The section Fixed Effects
provides information about the fixed effects in the model, i.e., $\gamma_{0, \mu_1}$, $\gamma_{0, \phi_{(1)11}}$, and $\gamma_{0,\ln(\sigma^2_{\zeta_{1}})}$ in the above formula. For example, the posterior mean of the autoregressive effect parameter phi(1)_11
is estimated at .275 with 95%-credible interval [.218, .331]. The log variance of the innovations $\zeta_{1t}$ is estimated at -.304. The estimate needs to be exponentiated to be on the original scale: exp(-.304) = 0.738.

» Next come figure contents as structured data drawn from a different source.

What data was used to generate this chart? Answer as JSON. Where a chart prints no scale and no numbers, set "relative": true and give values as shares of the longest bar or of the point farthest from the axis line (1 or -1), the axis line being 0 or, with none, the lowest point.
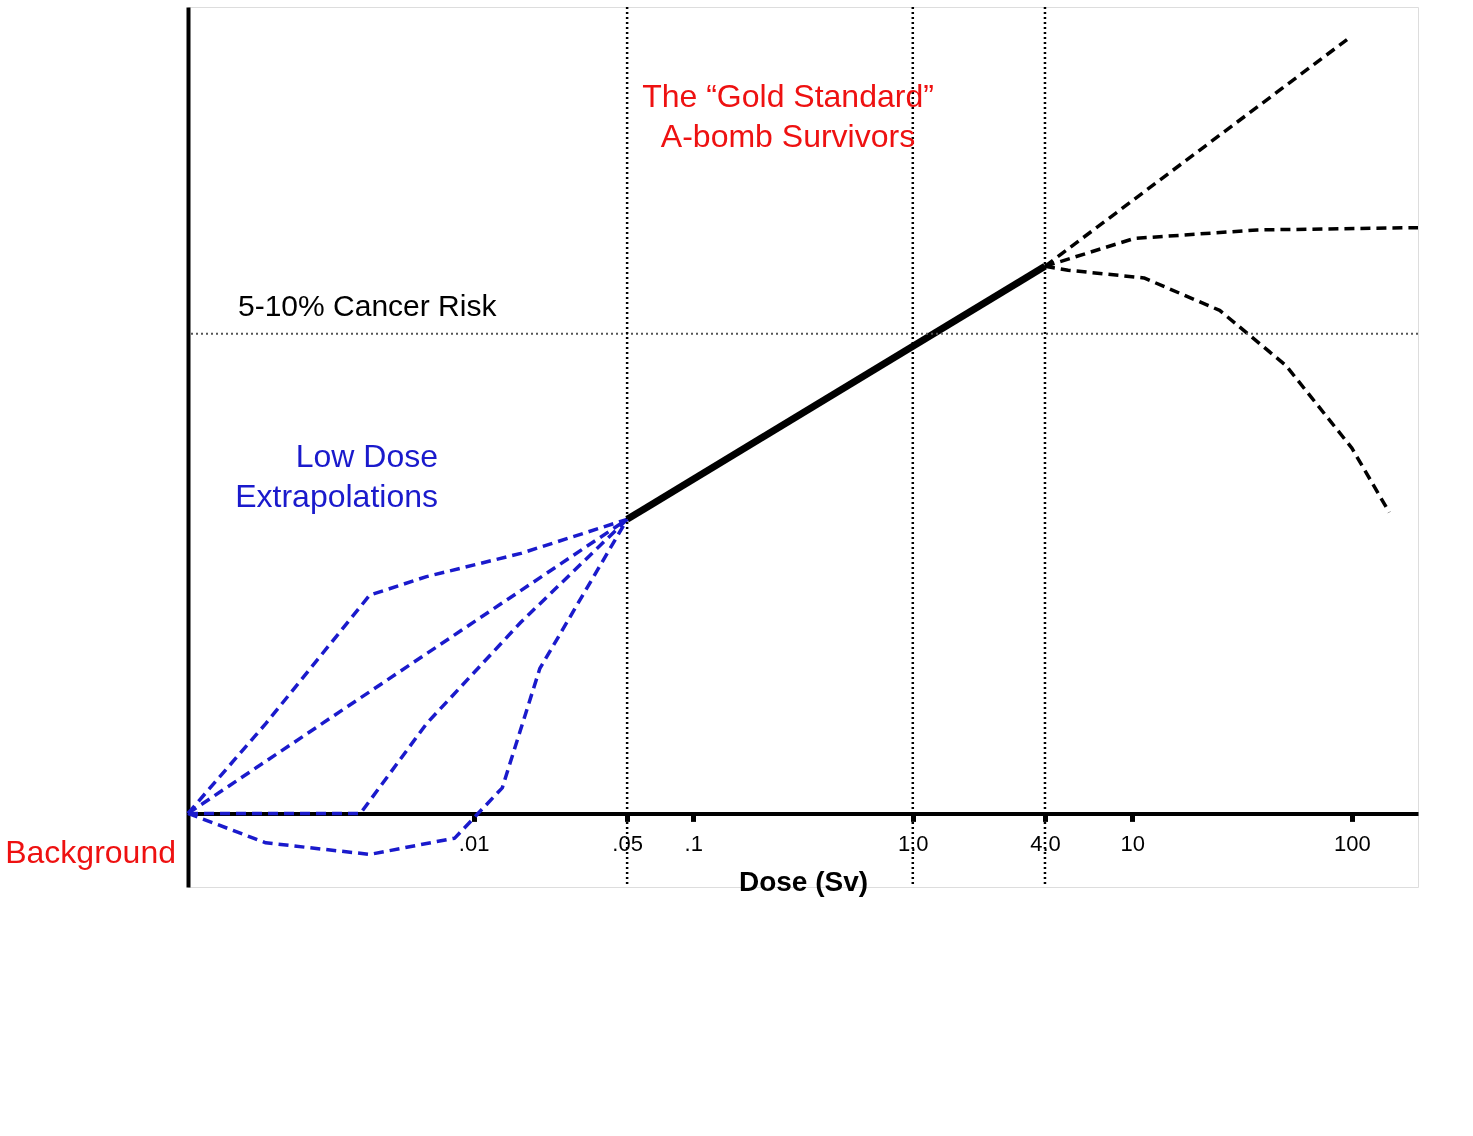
{
  "chart_data": {
    "type": "line",
    "relative": true,
    "log": "x",
    "xlabel": "Dose (Sv)",
    "xlim": [
      0.0005,
      200
    ],
    "xticks": [
      {
        "value": 0.01,
        "label": ".01"
      },
      {
        "value": 0.05,
        "label": ".05"
      },
      {
        "value": 0.1,
        "label": ".1"
      },
      {
        "value": 1,
        "label": "1.0"
      },
      {
        "value": 4,
        "label": "4.0"
      },
      10,
      100
    ],
    "tick_labels": "x",
    "grid": false,
    "legend": false,
    "marker": "none",
    "series": [
      {
        "color": "#000000",
        "line_style": "solid",
        "x": [
          0.05,
          4.0
        ],
        "values": [
          0.38,
          0.707
        ]
      },
      {
        "color": "#000000",
        "line_style": "dashed",
        "x": [
          4.0,
          95
        ],
        "values": [
          0.707,
          1.0
        ]
      },
      {
        "color": "#000000",
        "line_style": "dashed",
        "x": [
          4.0,
          10.2,
          37,
          200
        ],
        "values": [
          0.707,
          0.743,
          0.754,
          0.757
        ]
      },
      {
        "color": "#000000",
        "line_style": "dashed",
        "x": [
          4.0,
          5.1,
          11.3,
          25,
          50,
          100,
          148
        ],
        "values": [
          0.707,
          0.702,
          0.692,
          0.65,
          0.579,
          0.472,
          0.389
        ]
      },
      {
        "color": "#1a1acc",
        "line_style": "dashed",
        "x": [
          0.0005,
          0.00113,
          0.00336,
          0.0061,
          0.0164,
          0.05
        ],
        "values": [
          0,
          0.116,
          0.282,
          0.306,
          0.336,
          0.38
        ]
      },
      {
        "color": "#1a1acc",
        "line_style": "dashed",
        "x": [
          0.0005,
          0.05
        ],
        "values": [
          0,
          0.38
        ]
      },
      {
        "color": "#1a1acc",
        "line_style": "dashed",
        "x": [
          0.0005,
          0.00305,
          0.0061,
          0.0164,
          0.05
        ],
        "values": [
          0,
          0,
          0.116,
          0.247,
          0.38
        ]
      },
      {
        "color": "#1a1acc",
        "line_style": "dashed",
        "x": [
          0.0005,
          0.00113,
          0.00336,
          0.0082,
          0.0135,
          0.02,
          0.05
        ],
        "values": [
          0,
          -0.038,
          -0.053,
          -0.032,
          0.033,
          0.187,
          0.38
        ]
      }
    ],
    "ref_lines": [
      {
        "axis": "y",
        "value": 0.62,
        "label": "5-10% Cancer Risk",
        "color": "#555555",
        "line_style": "dotted"
      },
      {
        "axis": "x",
        "value": 0.05,
        "color": "#000000",
        "line_style": "dotted"
      },
      {
        "axis": "x",
        "value": 1.0,
        "color": "#000000",
        "line_style": "dotted"
      },
      {
        "axis": "x",
        "value": 4.0,
        "color": "#000000",
        "line_style": "dotted"
      }
    ],
    "annotations": [
      "The “Gold Standard”\nA-bomb Survivors",
      "Low Dose\nExtrapolations",
      {
        "text": "Background",
        "x": 0.0005,
        "y": 0
      }
    ]
  }
}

The section Random Effects SDs
shows standard deviations of the random effects $\upsilon_{\mu_{1},i}$, $\upsilon_{\phi_{(1)11},i}$, and $\upsilon_{\ln(\sigma^2_{\zeta_{1}}),i}$. The section Random Effects Correlations
shows correlations between random effects. For example, while random effects of the person mean $\upsilon_{\mu_{1},i}$ and the autoregressive effect $\upsilon_{\phi_{(1)11},i}$ display nearly no correlation, 0.017, there is a positive correlation between the person mean and log innovation variance, 0.217. This indicates that individuals with a higher person mean in the variable Y1
also tend to have a higher innovation variance.

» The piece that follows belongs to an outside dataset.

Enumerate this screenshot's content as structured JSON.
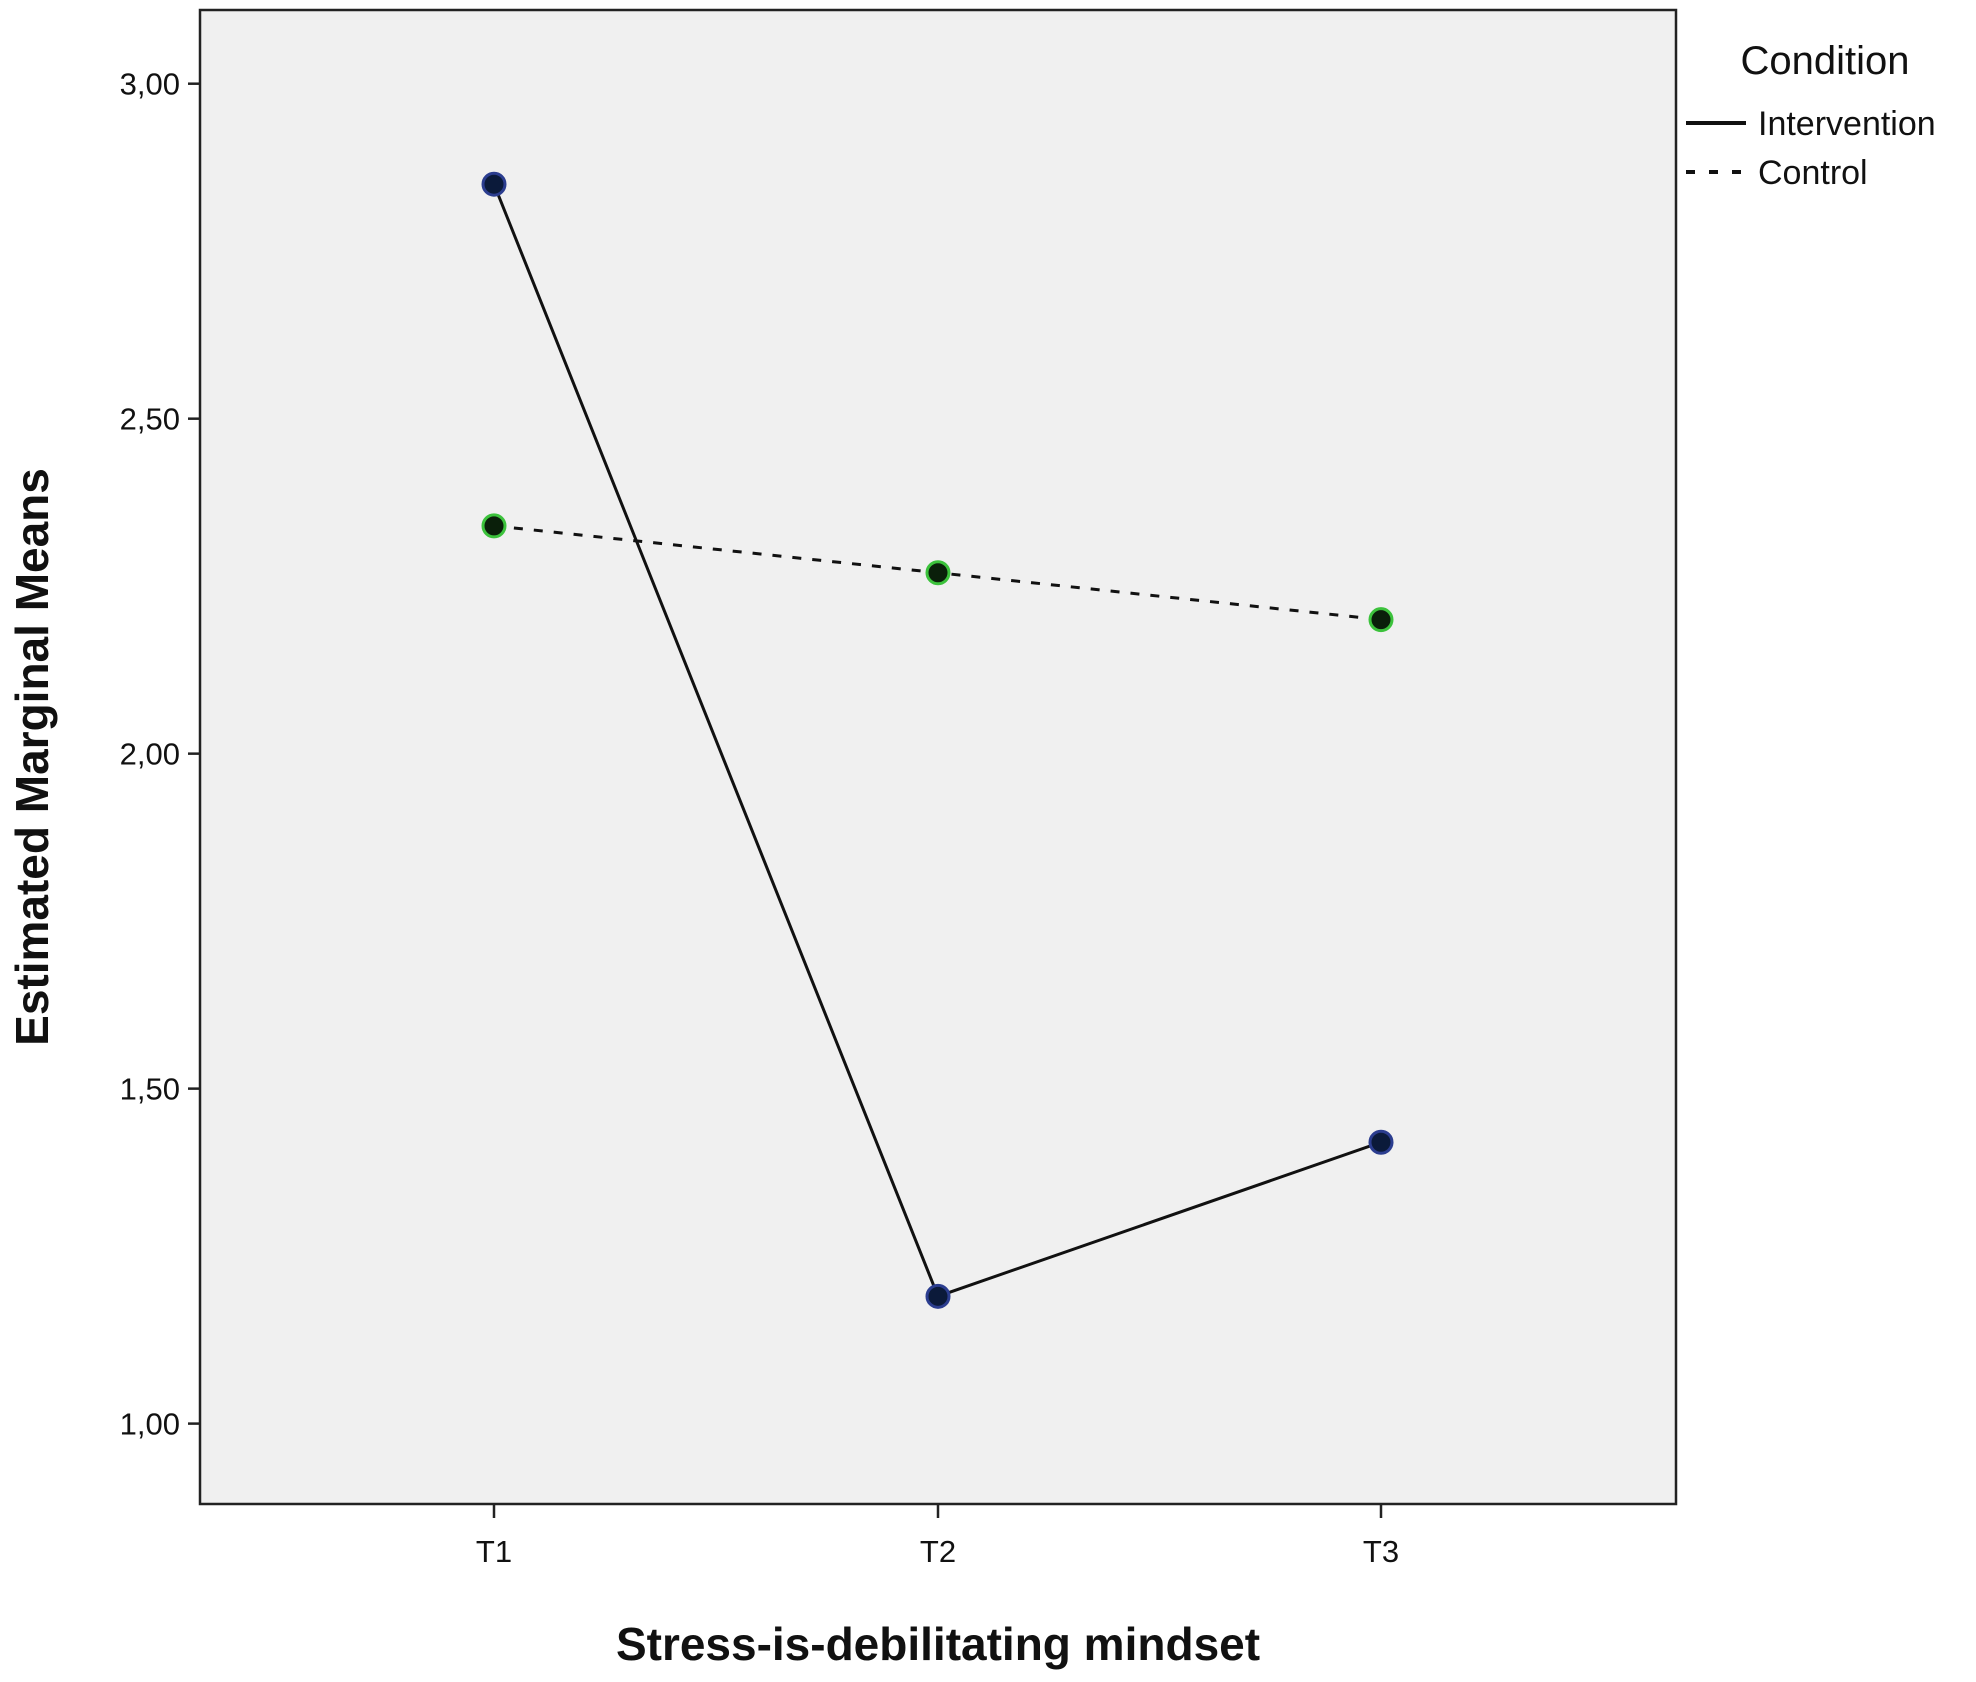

The parameter estimates can also be plotted with the mtls_plot()
-function. By default, forest plots of model parameters are produced. The what
-argument controls what parameter types are plotted (e.g., fixed effects, random effect standard deviations, and other).
mlts_plot(ar1_fit, type = "fe", what = "Fixed effect")
References
Asparouhov, T., Hamaker, E. L., & Muthén, B. (2018). Dynamic Structural Equation Models. Structural Equation Modeling: A Multidisciplinary Journal, 25(3), 359–388. https://doi.org/10.1080/10705511.2017.1406803
Stan Development Team. (2023a). RStan: the R interface to Stan. https://mc-stan.org/
Stan Development Team. (2023b). Stan Modeling Language Users Guide and Reference Manual, Version 2.31. https://mc-stan.org/